My name is Angelica Niedermeyer and I was born eight months after my father, Alfonse Joseph Niedermeyer III, died on duty as a Port Authority Police Officer in the terrorist attacks at the World Trade Center on Sept. 11, 2001. I will always miss a parent whom I have never met.
When I moved onto the Manhattan College campus in New York City it was August 2020, and we had just come out of lockdown. I wrote my first Her Campus article about the impact of 9/11 and Covid-19 on Generation Z and the controversy that was lighting up the Tribute in Light during a global pandemic. Now, I am a senior studying journalism and interning in the brand department at the Port Authority of NY & NJ, in the building that overlooks my father’s, and thousands and thousands of others’, memorial.
So much has changed over the last 22 years and I am still processing everything. Osama bin Laden, the leader of the terrorist group al-Qaeda who was responsible for the attacks, was killed by Navy SEAL Team Six on my 9th birthday. That was a weird gift. Most of the time I am OK, but then I’ll be watching the television show Friends and the mindless B-roll of the Twin Towers is a trigger, not just a ‘90’s New York staple. Or some drunk idiot makes a disturbing 9/11 joke and I have to remind myself that people my age are so far removed from the tragic day. On top of that, my generation is so numb to tragedies because of the overconsumption of negative breaking news.

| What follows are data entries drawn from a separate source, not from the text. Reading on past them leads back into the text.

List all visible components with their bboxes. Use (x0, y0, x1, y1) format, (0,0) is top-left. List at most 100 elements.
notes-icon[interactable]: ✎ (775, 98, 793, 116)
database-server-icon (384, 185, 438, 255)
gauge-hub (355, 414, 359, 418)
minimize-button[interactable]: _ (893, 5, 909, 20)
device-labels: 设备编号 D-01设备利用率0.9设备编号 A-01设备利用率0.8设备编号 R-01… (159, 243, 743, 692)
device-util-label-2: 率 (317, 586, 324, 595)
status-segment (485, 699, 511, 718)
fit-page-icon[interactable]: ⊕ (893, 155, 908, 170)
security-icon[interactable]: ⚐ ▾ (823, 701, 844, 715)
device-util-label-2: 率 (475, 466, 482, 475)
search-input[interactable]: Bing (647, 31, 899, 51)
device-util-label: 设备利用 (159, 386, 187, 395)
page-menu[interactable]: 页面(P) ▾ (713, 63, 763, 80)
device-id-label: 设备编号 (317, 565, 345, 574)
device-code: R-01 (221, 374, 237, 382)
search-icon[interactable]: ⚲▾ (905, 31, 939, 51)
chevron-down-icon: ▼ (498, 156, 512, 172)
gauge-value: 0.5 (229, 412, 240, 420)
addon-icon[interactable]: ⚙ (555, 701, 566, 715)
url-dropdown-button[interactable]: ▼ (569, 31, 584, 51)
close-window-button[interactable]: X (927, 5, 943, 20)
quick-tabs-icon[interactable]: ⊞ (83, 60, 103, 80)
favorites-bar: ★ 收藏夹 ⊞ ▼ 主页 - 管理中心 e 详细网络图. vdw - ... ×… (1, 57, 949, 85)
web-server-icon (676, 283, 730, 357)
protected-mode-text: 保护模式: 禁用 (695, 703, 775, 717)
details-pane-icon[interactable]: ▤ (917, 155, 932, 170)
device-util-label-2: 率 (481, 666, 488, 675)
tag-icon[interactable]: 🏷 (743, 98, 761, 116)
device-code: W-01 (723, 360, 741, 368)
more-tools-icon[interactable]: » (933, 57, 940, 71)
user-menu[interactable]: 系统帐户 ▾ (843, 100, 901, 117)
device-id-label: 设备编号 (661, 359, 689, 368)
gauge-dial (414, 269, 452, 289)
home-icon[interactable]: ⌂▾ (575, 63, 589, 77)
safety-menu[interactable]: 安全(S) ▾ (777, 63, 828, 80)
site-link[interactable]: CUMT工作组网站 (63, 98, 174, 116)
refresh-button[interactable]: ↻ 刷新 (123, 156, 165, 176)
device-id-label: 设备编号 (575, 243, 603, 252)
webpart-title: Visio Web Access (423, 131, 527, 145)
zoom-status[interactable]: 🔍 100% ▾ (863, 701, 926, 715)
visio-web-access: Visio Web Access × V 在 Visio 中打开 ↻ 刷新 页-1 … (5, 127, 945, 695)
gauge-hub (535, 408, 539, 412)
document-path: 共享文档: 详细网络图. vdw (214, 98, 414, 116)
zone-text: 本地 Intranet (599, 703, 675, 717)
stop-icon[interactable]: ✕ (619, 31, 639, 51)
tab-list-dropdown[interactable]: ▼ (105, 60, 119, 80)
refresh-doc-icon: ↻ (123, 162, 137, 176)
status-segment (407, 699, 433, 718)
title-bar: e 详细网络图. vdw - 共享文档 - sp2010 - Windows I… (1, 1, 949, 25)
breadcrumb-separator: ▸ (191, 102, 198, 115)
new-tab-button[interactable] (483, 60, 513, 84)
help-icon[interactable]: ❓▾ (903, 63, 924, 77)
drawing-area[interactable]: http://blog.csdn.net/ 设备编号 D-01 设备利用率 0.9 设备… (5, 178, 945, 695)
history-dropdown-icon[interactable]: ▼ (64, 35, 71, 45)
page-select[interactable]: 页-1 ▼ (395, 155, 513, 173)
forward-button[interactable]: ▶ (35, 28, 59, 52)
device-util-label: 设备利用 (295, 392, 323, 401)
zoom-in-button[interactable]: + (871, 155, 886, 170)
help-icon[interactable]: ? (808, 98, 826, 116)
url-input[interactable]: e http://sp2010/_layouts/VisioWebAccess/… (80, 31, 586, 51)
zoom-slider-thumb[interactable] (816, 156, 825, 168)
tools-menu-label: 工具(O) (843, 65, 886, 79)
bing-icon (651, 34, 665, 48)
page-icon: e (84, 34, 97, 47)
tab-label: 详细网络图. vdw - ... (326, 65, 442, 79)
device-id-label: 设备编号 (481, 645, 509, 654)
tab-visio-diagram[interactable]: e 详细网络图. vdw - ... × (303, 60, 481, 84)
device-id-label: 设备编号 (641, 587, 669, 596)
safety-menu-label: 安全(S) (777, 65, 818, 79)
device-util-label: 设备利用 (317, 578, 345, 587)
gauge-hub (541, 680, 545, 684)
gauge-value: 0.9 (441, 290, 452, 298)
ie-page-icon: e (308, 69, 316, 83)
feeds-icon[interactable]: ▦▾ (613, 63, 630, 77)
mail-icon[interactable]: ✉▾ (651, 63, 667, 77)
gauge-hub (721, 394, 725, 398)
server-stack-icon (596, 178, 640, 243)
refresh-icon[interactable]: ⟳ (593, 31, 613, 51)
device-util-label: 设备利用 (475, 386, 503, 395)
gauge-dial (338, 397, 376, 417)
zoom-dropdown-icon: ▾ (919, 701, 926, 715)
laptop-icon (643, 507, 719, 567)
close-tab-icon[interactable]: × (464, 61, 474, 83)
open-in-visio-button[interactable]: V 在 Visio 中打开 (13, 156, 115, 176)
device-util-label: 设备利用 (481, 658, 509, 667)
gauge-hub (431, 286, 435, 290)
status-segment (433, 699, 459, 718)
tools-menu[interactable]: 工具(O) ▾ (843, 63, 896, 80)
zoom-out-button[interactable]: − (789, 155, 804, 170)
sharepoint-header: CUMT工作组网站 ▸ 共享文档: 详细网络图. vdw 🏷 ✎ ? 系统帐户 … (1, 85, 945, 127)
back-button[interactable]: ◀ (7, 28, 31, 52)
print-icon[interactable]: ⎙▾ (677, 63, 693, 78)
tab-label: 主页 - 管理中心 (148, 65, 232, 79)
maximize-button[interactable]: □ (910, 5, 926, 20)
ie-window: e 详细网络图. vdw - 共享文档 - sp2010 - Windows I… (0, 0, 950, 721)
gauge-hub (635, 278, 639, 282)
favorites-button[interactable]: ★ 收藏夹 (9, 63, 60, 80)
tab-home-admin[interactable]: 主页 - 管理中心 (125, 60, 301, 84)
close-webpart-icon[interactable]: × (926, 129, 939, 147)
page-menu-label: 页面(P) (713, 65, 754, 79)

But, not everyone is born with grief. Every year, like clockwork, I get anxious around September. I can never control it or skip a year. It comes whether I want it to or not as if a new school year isn’t enough commotion. Just like Green Day’s Billie Joe Armstrong, I wish someone could “Wake Me Up When September Ends”.
This year, I can’t believe I am a senior and that I experienced a global pandemic before my degree. I would not have believed you if you told me that I would have been an intern at the agency where my dad worked. I have a lot of feelings and I will always be emotional and confused about everything. But in a world that we cannot control, I get to choose to write and create. I get to share my thoughts in a way that people can understand and learn.
Currently, I am the leader of Her Campus at Manhattan and I take so much pride in running such a beautiful team of women writing their hearts out. I am so thankful that I found Her Campus at Manhattan on Instagram during the lockdown and took a chance on joining an online magazine. Having an outlet to write changes your thought process and can be a form of meditation.
Thank you for taking the time to read a glimpse of my story and I encourage you to find a special place like Her Campus to be an extension of yourself.